UBS: US fiscal stimulus may fall short of expectations, high deficit poses long-term challenges.
08/04/2025
GMT Eight
Tax reform and budget negotiations enter a critical period. The U.S. Congress has passed their respective budget resolutions and is now advancing the "budget reconciliation" process, with key issues including continuing the 2017 tax reform, controlling deficits, and raising the debt ceiling.

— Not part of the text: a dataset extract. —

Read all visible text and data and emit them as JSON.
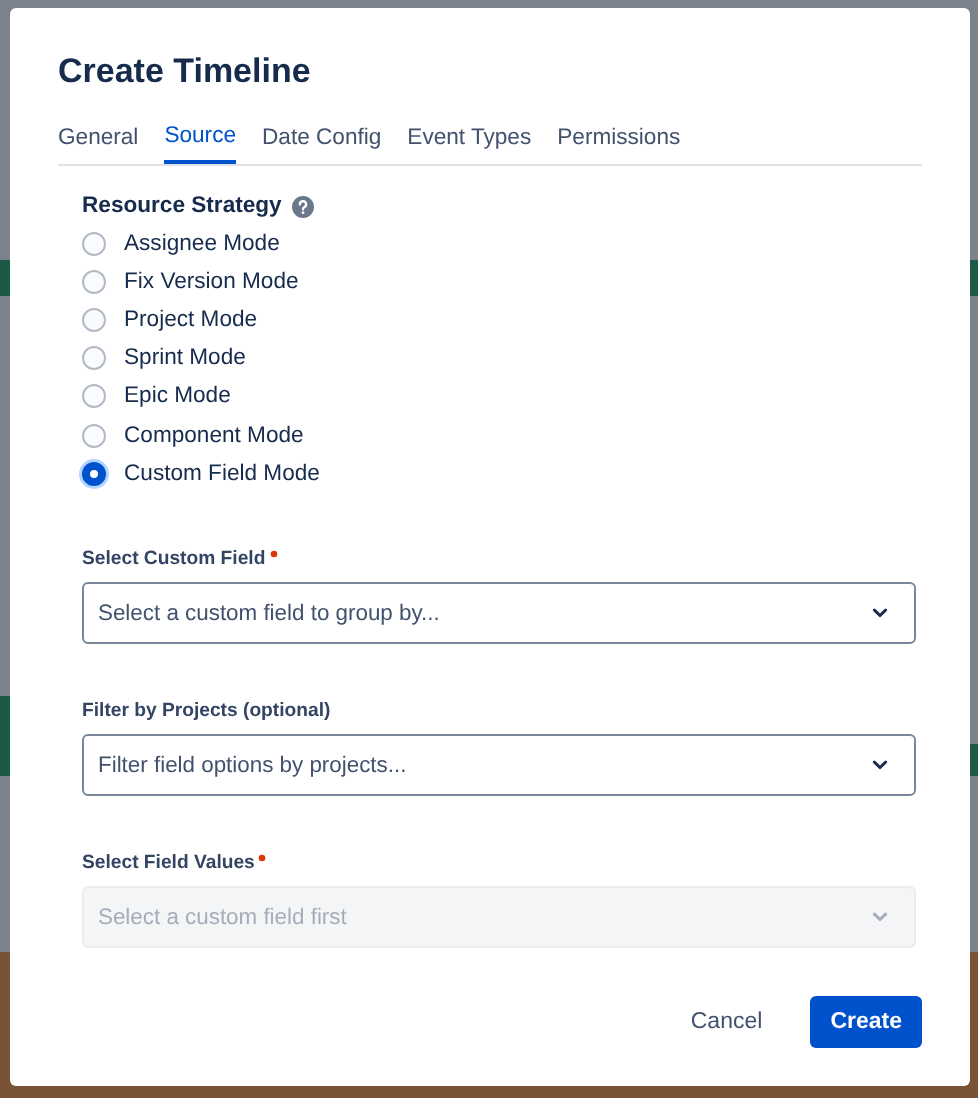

The House of Representatives advocates for cutting $2 trillion in spending, reducing taxes by $4.5 trillion, and increasing $300 billion in defense and border expenditures; while the Senate is more relaxed, allowing for a larger deficit expansion space (up to $6.3 trillion), and estimating based on "current policy" rather than "current law".
Stimulus effects may be significantly lower than market expectations
Despite discussions on various tax reduction plans (such as "no tip tax", deductions for the elderly, etc.), UBS forecasts a net GDP growth pull of only +0.1 percentage point by 2025 from fiscal policy, much lower than the market's post-election expectations of "strong stimulus". In addition, deficits are expected to remain around 6% of GDP, far above historical average levels.
Worsening long-term deficits and debt risks
Despite assumptions of about $2 trillion in increased revenue from tariffs, UBS predicts that the U.S. debt-to-GDP ratio will rise from 98% in fiscal year 2024 to 110% in 2027, hitting a new high since World War II. Risks of pension trust fund drying up may come earlier, possibly before 2030.
Uncertainties remain in tax policy changes
UBS evaluates multiple tax reform proposals, such as fully extending TCJA costing about $4.9 trillion; cancelling payroll taxes, lowering corporate tax rates, increasing SALT limits, etc., would greatly expand deficits. In addition, although OMB (Office of Management and Budget) claims to save $140 billion in expenses, its structural impact is limited and its implementation frequently faces court restrictions.
Tariffs as a fiscal tool have limited effectiveness
While tariffs can increase fiscal revenue, they need to be continuously collected and rely on import volumes; UBS estimates they will bring in about $2 trillion in revenue over 10 years, but may be offset by trade diversion and GDP slowdown effects.
Fiscal support peaks, future growth under pressure
The fiscal policy in 2023 pulls GDP growth by over 1 percentage point, by about 0.4 percentage point in 2024, and turns into slight drag by 2025. Slowdown in manufacturing investment and tightening of state government budgets will also have negative impacts on growth.